Optimism from a top market observer

As the world’s stock markets took a vicious tumble in late summer and early fall, one of the market’s most prescient observers issued a warning: don’t sell now. Burton Malkiel, economics professor at Princeton and author of “A Random Walk Down Wall Street,” wrote an editorial in the Wall Street Journal urging investors to ignore the market’s recent trends and to focus on the long-term. Malkiel acknowledged the long list of negatives that were driving prices down in the third quarter: economic growth had slowed, consumer spending was down, the U.S. credit rating had been cut, and Europe had not fixed its economic problems.

Despite the gloom, “it would be a serious mistake for investors to panic and sell out,” he wrote in early August. “There are several reasons for optimism that in the long run we will see higher, not lower, market valuations.” First off, stocks are cheap, he argued. Stock price to earnings ratios were very low by historical standards, while stock dividends were averaging 2.5 percent, comparable to current 10-year U.S. Treasury Note yields.

Meanwhile, even though economic growth in the United States had slowed, U.S.corporations are earning huge profits abroad. “For large U.S. multinational corporations, the continued growth in emerging markets will be the most important determinant of the future growth of corporate earnings,” he wrote. Consumers are gradually working off the excess of debt they accumulated in the last decade, and their payments to service debt have fallen sharply to levels last seen in the 1980s, he added.

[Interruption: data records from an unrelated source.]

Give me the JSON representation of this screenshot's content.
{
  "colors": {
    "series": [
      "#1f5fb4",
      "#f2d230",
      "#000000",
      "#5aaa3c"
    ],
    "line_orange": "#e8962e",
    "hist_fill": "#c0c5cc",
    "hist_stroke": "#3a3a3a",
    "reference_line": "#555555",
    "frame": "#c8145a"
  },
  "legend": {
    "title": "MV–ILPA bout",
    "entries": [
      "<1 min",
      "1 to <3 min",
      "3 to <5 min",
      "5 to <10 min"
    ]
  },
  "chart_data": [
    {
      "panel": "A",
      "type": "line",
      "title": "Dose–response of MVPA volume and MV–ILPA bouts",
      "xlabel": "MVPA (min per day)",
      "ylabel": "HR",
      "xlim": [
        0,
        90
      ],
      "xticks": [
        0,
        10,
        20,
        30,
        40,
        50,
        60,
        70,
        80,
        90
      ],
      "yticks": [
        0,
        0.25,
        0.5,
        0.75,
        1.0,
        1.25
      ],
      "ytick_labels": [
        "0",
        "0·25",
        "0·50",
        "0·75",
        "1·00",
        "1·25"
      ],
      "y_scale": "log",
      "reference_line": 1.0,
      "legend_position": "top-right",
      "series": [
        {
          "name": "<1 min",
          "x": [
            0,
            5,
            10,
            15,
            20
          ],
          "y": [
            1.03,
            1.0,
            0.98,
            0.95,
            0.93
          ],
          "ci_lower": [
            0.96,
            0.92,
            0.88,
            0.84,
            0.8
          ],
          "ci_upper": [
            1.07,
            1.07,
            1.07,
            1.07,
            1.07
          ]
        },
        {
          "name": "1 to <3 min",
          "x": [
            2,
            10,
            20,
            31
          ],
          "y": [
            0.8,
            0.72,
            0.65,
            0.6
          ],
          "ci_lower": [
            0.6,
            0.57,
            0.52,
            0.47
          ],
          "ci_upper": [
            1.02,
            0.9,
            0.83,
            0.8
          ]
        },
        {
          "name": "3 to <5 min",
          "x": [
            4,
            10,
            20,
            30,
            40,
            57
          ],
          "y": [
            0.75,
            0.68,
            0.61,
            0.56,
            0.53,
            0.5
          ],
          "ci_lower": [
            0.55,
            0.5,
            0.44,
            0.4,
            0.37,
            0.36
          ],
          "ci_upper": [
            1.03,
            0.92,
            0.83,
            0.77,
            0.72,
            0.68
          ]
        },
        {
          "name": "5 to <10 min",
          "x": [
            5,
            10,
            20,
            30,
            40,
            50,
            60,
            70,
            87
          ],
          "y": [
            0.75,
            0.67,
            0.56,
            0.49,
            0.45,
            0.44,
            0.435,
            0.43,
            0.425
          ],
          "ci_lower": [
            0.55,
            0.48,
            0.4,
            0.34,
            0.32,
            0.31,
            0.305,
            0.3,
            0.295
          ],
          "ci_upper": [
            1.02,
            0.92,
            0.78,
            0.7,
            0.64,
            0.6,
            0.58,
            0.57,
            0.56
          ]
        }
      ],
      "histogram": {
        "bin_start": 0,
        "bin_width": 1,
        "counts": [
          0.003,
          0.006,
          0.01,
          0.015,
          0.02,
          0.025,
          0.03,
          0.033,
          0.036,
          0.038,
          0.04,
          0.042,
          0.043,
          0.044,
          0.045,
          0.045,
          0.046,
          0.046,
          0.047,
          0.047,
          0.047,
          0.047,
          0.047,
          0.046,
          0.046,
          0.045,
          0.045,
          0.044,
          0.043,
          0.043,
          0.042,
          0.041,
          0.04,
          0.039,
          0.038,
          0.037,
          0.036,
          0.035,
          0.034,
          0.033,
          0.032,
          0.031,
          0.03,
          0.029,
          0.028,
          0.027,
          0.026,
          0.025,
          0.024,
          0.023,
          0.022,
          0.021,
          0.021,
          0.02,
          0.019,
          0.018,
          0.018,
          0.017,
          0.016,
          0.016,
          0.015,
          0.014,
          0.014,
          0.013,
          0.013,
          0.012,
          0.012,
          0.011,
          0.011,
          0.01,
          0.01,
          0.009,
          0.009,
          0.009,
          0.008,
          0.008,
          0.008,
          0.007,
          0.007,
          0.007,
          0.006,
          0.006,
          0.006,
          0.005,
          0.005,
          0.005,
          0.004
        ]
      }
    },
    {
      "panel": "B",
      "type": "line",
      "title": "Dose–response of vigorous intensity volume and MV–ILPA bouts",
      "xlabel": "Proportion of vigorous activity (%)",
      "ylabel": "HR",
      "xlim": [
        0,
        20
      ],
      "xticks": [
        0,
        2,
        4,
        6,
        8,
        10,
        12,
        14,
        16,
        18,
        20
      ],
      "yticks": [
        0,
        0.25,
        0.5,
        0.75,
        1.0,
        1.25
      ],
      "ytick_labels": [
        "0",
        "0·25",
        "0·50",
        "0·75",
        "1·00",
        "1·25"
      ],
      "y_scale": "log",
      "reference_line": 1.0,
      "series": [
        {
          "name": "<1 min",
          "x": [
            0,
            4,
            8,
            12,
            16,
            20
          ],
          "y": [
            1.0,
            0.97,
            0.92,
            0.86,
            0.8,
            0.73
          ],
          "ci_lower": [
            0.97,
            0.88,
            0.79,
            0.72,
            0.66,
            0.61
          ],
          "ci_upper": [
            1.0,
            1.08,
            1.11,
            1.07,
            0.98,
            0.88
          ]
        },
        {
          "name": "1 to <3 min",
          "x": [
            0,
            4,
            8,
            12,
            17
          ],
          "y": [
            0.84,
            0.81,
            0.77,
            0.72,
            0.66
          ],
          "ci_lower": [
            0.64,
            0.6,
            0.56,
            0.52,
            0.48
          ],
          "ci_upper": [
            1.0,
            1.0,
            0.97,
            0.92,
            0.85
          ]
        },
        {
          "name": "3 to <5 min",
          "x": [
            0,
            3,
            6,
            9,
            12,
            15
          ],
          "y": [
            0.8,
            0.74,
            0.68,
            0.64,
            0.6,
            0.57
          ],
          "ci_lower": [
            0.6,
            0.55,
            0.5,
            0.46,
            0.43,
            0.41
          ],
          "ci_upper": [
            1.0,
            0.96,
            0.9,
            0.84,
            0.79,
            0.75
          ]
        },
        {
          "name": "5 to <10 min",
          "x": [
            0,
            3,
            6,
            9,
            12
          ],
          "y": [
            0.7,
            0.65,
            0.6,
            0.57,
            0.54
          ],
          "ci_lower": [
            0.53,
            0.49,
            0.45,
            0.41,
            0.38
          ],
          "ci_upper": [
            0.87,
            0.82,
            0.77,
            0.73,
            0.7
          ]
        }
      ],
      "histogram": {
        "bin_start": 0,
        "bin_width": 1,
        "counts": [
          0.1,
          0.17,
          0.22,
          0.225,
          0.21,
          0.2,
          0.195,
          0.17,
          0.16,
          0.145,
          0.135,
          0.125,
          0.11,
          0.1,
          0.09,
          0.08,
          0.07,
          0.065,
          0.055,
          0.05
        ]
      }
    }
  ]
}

He acknowledged that neither his nor anyone else’s forecast is perfect, but he said long experience in the markets has taught some basic lessons. “Investors who have sold out their stock at times when there have been very large declines in the market have invariably been wrong,” he wrote. “We have abundant evidence that the average investor tends to put money into the market at or near the top and tends to sell out during periods of extreme decline and volatility.” His final advice: stay the course. “No one has ever become rich by being a long-term bear on the fortunes of the United States,” he wrote.